I am a Mills & Boon junkie in the making. It is inside me and I fear it – the urge to retreat into a dreamscape of thighs and kisses and happy endings, and never come back. I am very close to being one of those women who have 408 Mills & Boons under the bed. I am on the brink.
Not that I read them constantly. Sometimes I go for six months without even touching one. But inevitably, when I am loveless or annoyed, I think – yes, I can have a Mills & Boon. I can have virtual sex with a non-existent man who is made of paper. So I retreat to my bed with The Venetian’s Moonlight Mistress and live in a perfectly etched fantasy world where I get everything I want. Passion. Palaces. Punctuation. Then I feel sick and get up, and don’t tell anyone what I have done.
No not me.
The American equivalent is Harlequin, and while I read a few M&B’s and Harlequins in my teens, they were never my thing. Why? I just don’t like corny and two dimensional. I need my media to be edgy and 3 dimensional. If the author can pull off more dimensions that – then I’m all eyes, ears and whateva.
I remember my history teacher Mizz K accusing 15 or 16 year old me of being “the type” who read Mills & Boon.
I looked at her and told her I never read those.
She was surprised at my indignation and asked then what did I read.
Hmmmm – a little bit of a lot that wasn’t mass market romance. Literature from my father’s college days (he kept them in his office), NYT best sellers (when I could get them), gothic mystery romance (I liked this a lot), some historical romance, sci fi, African writers, yadda, yadda. But I didn’t rattle off all this to her.

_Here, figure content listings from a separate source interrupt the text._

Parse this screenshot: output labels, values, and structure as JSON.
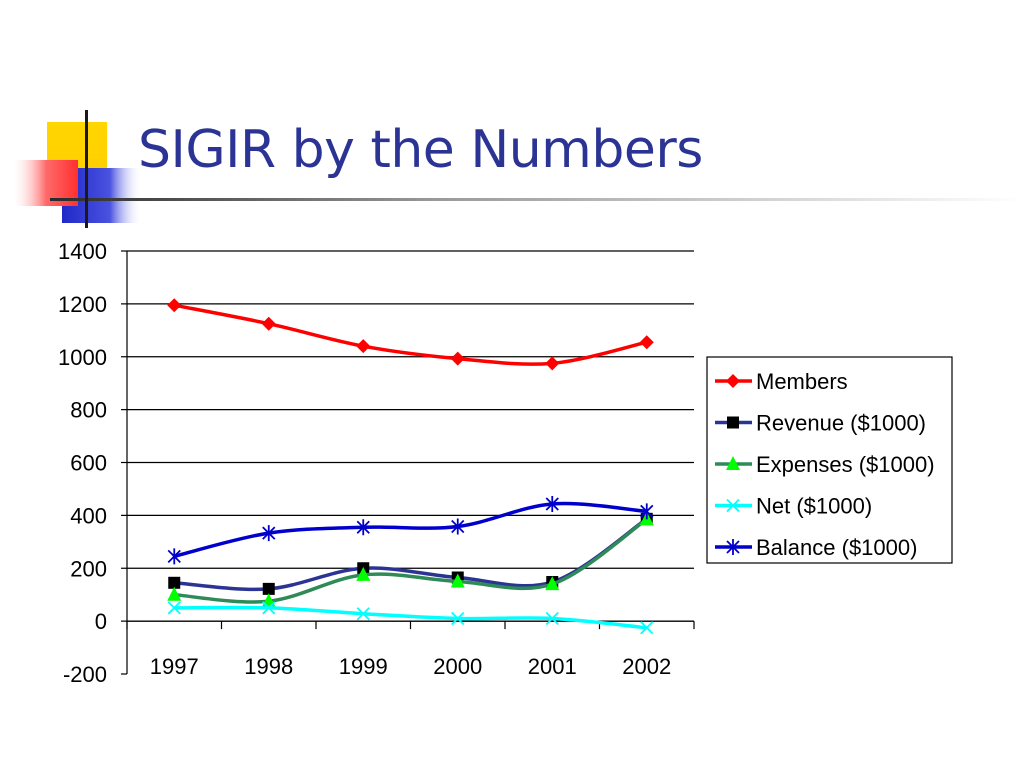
{
  "slide": {
    "title": "SIGIR by the Numbers"
  },
  "chart_data": {
    "type": "line",
    "title": "",
    "xlabel": "",
    "ylabel": "",
    "categories": [
      "1997",
      "1998",
      "1999",
      "2000",
      "2001",
      "2002"
    ],
    "ylim": [
      -200,
      1400
    ],
    "yticks": [
      "-200",
      "0",
      "200",
      "400",
      "600",
      "800",
      "1000",
      "1200",
      "1400"
    ],
    "grid": "horizontal",
    "legend_position": "right",
    "series": [
      {
        "name": "Members",
        "values": [
          1195,
          1125,
          1040,
          993,
          975,
          1055
        ],
        "color": "#ff0000",
        "marker": "diamond"
      },
      {
        "name": "Revenue ($1000)",
        "values": [
          145,
          122,
          200,
          165,
          148,
          387
        ],
        "color": "#2b3494",
        "marker": "square"
      },
      {
        "name": "Expenses ($1000)",
        "values": [
          100,
          75,
          175,
          150,
          140,
          385
        ],
        "color": "#2e8b57",
        "marker": "triangle"
      },
      {
        "name": "Net ($1000)",
        "values": [
          50,
          50,
          28,
          10,
          10,
          -25
        ],
        "color": "#00ffff",
        "marker": "x"
      },
      {
        "name": "Balance ($1000)",
        "values": [
          245,
          333,
          355,
          358,
          443,
          415
        ],
        "color": "#0000cc",
        "marker": "star"
      }
    ]
  }
}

I just said “library books”.
“Moosamboom” was the slang word for the romance books that floated about campus.
We were just girls but we knew the plots were corny and we chortled about the innocent heroines and masterful heroes.
Still, I had friends who enjoyed them.
My point is I’m not a M&B junkie, and I haven’t read anything along those lines eons, but I think this article is funny. I want to write novels steeped with romance, but I probably couldn’t write a romance. The key, according to this article is to create a heroine who is:
bland enough not to offend millions of readers and interesting enough not to offend millions of readers. Mills & Boon heroines are like madams in brothels. They essentially have to facilitate a sexual encounter between two other people – the reader, and the hero.
I can’t do bland. I don’t even know how to think bland. Do they have classes on that?